Masukan Ornop untuk Perubahan UU Adminduk

Administrasi kependudukan mulai diatur pada tingkat undang-undang dengan disahkannya Undang-Undang Nomor 23 Tahun 2006 yang telah mengalami 1 kali amandemen pada tahun 2013. Namun perkembangan teknologi yang demikian pesat di era disrupsi ini menuntut juga adanya perubahan cepat terhadap berbagai regulasi di bidang kependudukan. Sistem Informasi Administrasi Kependudukan disingkat SIAK saat ini telah menggunakan generasi ke-7, yang tentu sudah semakin canggih dan mendukung berbagai kepraktisan dalam memberikan layanan kepada masyarakat.

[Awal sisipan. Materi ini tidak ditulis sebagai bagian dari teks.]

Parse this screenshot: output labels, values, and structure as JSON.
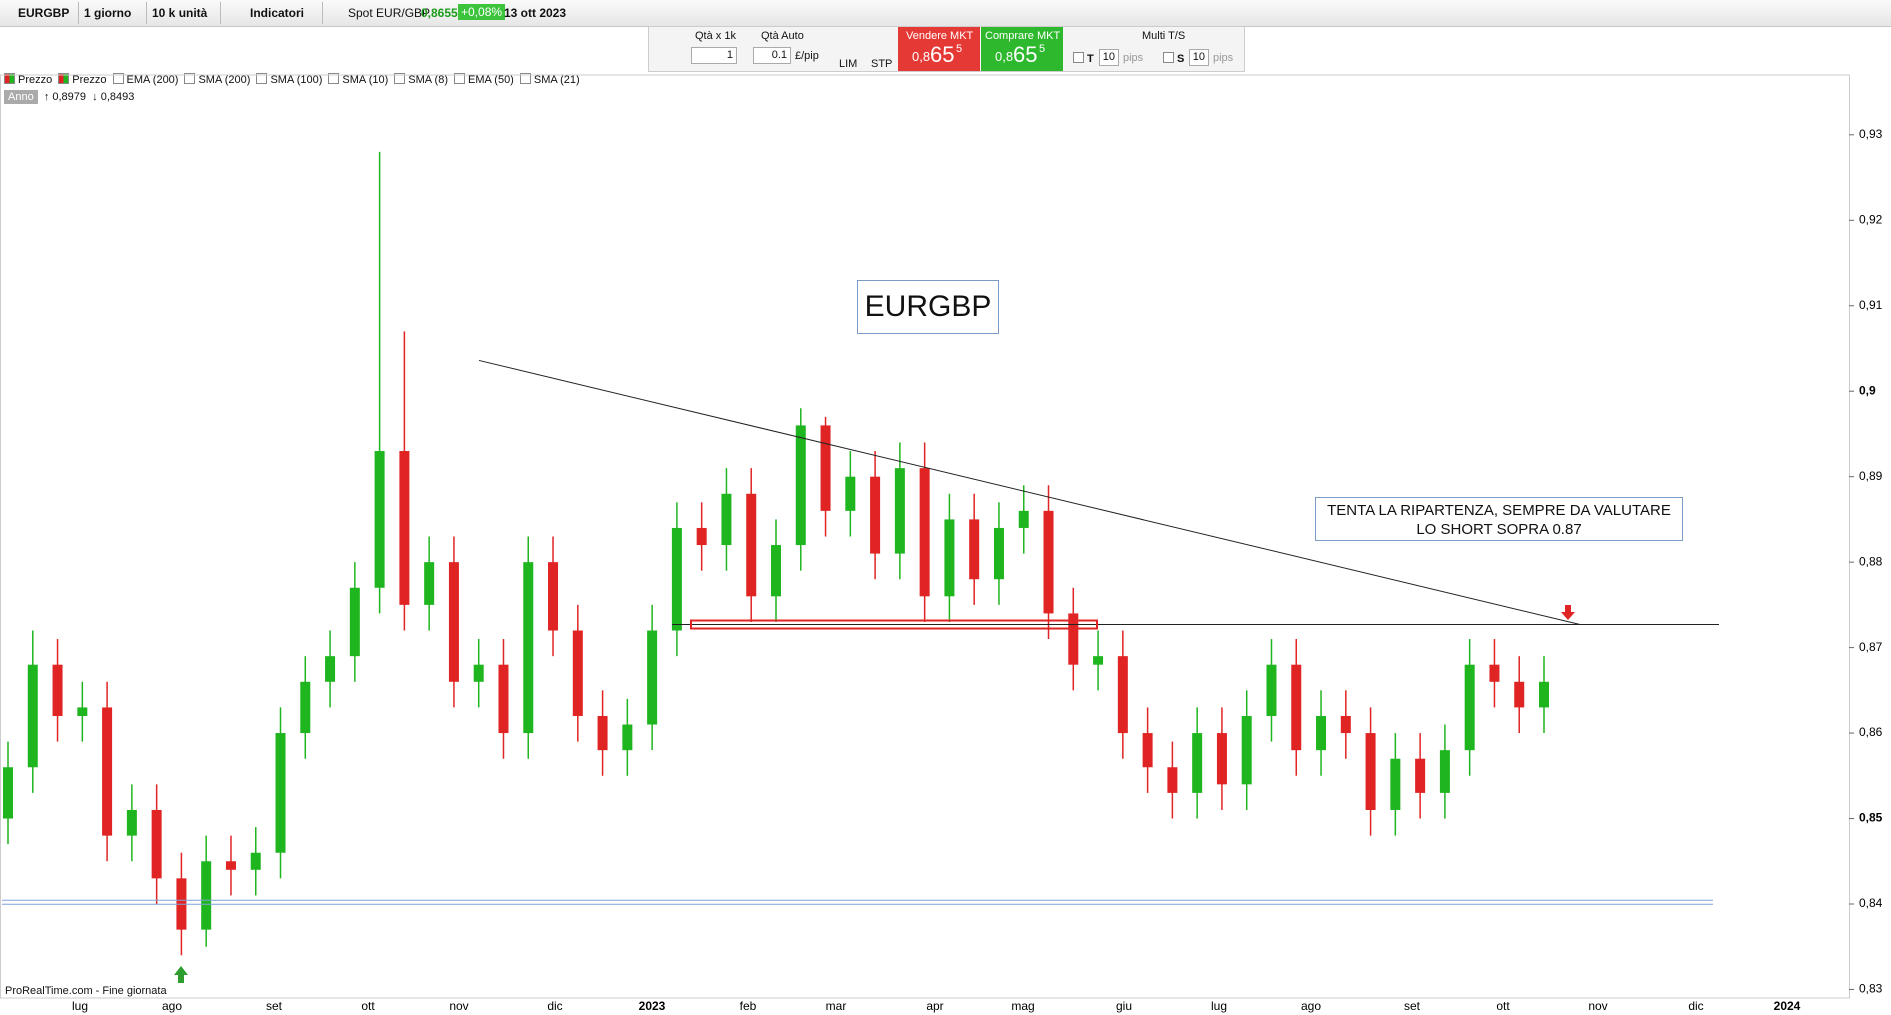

Direktorat Jenderal Kependudukan dan Pencatatan Sipil tampaknya sangat memahami kebutuhan atas kecepatan beradaptasi di era digital ini, oleh karenanya melalui peraturan di bawah undang-undang telah diatur berbagai penyesuaian dan inovasi seperti penggunaan Tanda Tangan Elektronik, penyederhanaan prosedur dan persyaratan, Anjungan Dukcapil Mandiri dan lain sebagainya.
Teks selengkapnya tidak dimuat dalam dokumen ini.